Ein Lakota-Junge will nach Hause
KinderromanvonKerstin Groeper
Impressum
Grauer Wolf, Kerstin Groeper
TraumFänger Verlag Hohenthann, 2022
1. Auflage eBook März 2022
eBook ISBN 978-3-948878-31-3
Lektorat: Michael Krämer
Satz/Bildbearbeitung: Janis Sonnberger, merkMal Verlag
Datenkonvertierung: Bookwire
Titelbild: Christian Heeb
Historisches Foto mit freundlicher Genehmigung des Carlisle
Indian School Digital Resource Center
Illustration: Marion Großer
Copyright by TraumFänger Verlag GmbH & Co.

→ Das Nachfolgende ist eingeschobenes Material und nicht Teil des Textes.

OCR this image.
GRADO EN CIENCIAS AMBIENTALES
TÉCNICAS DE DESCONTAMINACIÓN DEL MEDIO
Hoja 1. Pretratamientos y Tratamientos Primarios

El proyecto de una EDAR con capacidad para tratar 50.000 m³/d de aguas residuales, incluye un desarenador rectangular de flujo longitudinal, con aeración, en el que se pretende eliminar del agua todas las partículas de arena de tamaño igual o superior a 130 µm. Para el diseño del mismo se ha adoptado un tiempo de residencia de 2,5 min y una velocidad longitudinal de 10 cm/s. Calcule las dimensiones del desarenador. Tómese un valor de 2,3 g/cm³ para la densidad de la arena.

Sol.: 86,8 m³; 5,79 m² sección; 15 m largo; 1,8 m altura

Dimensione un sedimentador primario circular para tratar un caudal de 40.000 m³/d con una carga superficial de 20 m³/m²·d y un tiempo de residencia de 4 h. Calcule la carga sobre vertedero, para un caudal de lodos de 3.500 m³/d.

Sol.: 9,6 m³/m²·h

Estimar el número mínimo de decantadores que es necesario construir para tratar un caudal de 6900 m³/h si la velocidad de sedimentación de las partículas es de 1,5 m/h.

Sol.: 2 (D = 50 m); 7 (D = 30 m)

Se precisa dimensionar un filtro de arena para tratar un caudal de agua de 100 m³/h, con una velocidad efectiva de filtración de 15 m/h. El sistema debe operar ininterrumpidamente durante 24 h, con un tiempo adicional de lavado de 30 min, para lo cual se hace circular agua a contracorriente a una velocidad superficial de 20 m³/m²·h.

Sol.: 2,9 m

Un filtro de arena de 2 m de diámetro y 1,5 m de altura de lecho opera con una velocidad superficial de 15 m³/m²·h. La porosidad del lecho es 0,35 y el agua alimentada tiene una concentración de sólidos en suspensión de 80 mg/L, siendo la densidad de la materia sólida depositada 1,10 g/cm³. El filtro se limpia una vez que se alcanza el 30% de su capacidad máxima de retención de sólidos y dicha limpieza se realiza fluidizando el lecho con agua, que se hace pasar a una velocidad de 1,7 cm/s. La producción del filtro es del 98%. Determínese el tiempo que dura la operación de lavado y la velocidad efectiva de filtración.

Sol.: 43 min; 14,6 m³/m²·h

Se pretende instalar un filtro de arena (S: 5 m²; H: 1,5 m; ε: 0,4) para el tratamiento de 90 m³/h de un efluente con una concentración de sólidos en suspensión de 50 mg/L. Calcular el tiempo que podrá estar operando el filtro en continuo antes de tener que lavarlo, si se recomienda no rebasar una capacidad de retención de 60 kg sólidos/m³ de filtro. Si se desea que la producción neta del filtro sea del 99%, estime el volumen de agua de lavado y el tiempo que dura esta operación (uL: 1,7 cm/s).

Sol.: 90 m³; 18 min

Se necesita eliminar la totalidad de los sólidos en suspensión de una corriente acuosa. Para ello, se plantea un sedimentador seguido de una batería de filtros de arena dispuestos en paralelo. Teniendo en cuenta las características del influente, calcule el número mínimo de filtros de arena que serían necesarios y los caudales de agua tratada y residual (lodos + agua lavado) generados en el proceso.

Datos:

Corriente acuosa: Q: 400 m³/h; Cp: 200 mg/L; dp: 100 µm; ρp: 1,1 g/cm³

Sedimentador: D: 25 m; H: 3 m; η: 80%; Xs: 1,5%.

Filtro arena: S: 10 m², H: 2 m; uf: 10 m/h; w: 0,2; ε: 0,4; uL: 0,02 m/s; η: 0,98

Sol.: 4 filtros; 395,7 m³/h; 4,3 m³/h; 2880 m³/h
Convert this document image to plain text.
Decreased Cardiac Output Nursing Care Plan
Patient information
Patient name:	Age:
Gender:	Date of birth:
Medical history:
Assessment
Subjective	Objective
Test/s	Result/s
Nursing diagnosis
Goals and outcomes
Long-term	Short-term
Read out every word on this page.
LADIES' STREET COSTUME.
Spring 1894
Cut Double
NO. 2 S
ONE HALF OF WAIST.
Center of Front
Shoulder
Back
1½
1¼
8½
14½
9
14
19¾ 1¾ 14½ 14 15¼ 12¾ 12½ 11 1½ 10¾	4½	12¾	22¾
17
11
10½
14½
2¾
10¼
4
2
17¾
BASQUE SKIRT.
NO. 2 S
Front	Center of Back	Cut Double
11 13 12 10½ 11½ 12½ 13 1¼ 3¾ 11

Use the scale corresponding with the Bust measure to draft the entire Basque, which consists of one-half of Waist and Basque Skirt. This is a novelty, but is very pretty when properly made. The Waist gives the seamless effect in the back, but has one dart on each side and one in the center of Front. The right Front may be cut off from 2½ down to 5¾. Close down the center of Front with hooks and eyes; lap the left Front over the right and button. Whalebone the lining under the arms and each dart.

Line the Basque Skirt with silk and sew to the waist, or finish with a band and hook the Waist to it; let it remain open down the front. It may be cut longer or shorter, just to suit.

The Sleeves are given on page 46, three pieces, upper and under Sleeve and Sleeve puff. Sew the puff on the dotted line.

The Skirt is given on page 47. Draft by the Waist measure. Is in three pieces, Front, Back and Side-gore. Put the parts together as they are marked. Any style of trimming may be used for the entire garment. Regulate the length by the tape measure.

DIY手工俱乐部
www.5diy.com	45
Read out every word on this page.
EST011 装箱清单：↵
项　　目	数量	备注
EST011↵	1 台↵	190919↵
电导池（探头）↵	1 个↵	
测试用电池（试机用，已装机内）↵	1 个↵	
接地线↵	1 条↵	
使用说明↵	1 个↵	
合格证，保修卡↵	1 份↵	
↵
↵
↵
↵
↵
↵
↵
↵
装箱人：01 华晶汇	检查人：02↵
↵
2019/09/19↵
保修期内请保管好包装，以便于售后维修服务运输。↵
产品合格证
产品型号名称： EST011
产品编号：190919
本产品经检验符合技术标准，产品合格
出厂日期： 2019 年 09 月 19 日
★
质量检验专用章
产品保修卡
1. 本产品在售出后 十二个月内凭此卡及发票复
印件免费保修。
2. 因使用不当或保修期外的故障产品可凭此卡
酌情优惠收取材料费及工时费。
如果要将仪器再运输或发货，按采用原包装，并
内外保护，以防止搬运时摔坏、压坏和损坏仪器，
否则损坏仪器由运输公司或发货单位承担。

Buchhandels KG, Hohenthann
Grauer Wolf
Die Reise
Der erste Schultag
Der geheime Bund
Winterkälte
Der Plan
Die Vorbereitung
Die Flucht
Geduld
Die Flucht
Der Zug
Die große Stadt
Rochester
Fort Wayne
Chicago
Aurora
Der Missouri
Heimkehr
Grauer-Wolf hockte am Morgen am Bach und ließ gedankenverloren Steine ins Wasser plumpsen. Er hatte Hunger, aber er wusste, dass im Topf seiner Mutter keine Suppe auf ihn warten würde. Er verstand es nicht, denn früher hatten sie immer genug zu essen gehabt. Seitdem sie hierher gezogen waren, in das Land, das ihnen die Weißen zugewiesen hatten, war alles anders. Die Weißen nannten es Reservation, doch für Grauer-Wolf war es wie ein Gefängnis. Die Weißen hatten ihnen die Pferde und Waffen genommen, sodass der Vater nicht mehr jagen konnte. Stattdessen bekamen sie „Rationen“ – Essenslieferungen, die so knapp waren, dass sie einfach nicht reichten, um all die hungrigen Bäuche zu stopfen. Die Einzigen, die noch Waffen und Pferde besaßen, waren die Canksa-yuha, die Mitglieder der indianischen Lagerpolizei, die ihre Brust stolz mit einem silbernen Stern schmückten. Grauer-Wolf sah in ihnen Verräter, Männer, die sich mit dem Feind verbündet hatten und nun ihr eigenes Volk unterdrückten. Diese Männer hatten seltsamerweise immer genug zu essen. Sie trugen die Kleidung der Weißen und hatten sich die Haare abgeschnitten. Für Grauer-Wolf war das unvorstellbar, denn in den Haaren steckte die Seele eines Menschen. Man schnitt sie nur, wenn man um einen Angehörigen trauerte. Seine eigenen Haare waren lang! Er hatte sie zu zwei Zöpfen geflochten und mit Otterfell umwickelt. Jeden Morgen kämmte er sich die Haare und legte sie dann wieder in ordentliche Zöpfe. So, wie seine Väter und Großväter es ihn gelehrt hatten. Er sah auf, als in der Ferne eine Staubwolke zu erkennen war. Eine Kutsche und ein Fuhrwerk der Weißen näherten sich dem Dorf, das zum Großteil noch aus weißen Zelten bestand. Nur hier und da waren schon die Hütten der Weißen gebaut worden, in denen einige Familien wohnten. Hühner scharrten in der Erde, auf der Suche nach Futter. Auch sie waren ihnen von den Weißen gegeben worden. Unbeachtet lagen einige Ackergeräte in der Nähe. Bisher hatte sich niemand dazu bewegen lassen, ein Feld anzulegen. „Zu viel Wind!“, sagten die Älteren. In der Ferne waren die Gebäude der Agentur zu erkennen, wo der Agent einmal im Monat die Ausgabe der Lebensmittel und Kleidung überwachte. Der Agent war ein fetter weißer Mann, der die Aufgabe hatte, über die Menschen zu wachen, aber in Wirklichkeit war er eher ein Gefängnisaufseher.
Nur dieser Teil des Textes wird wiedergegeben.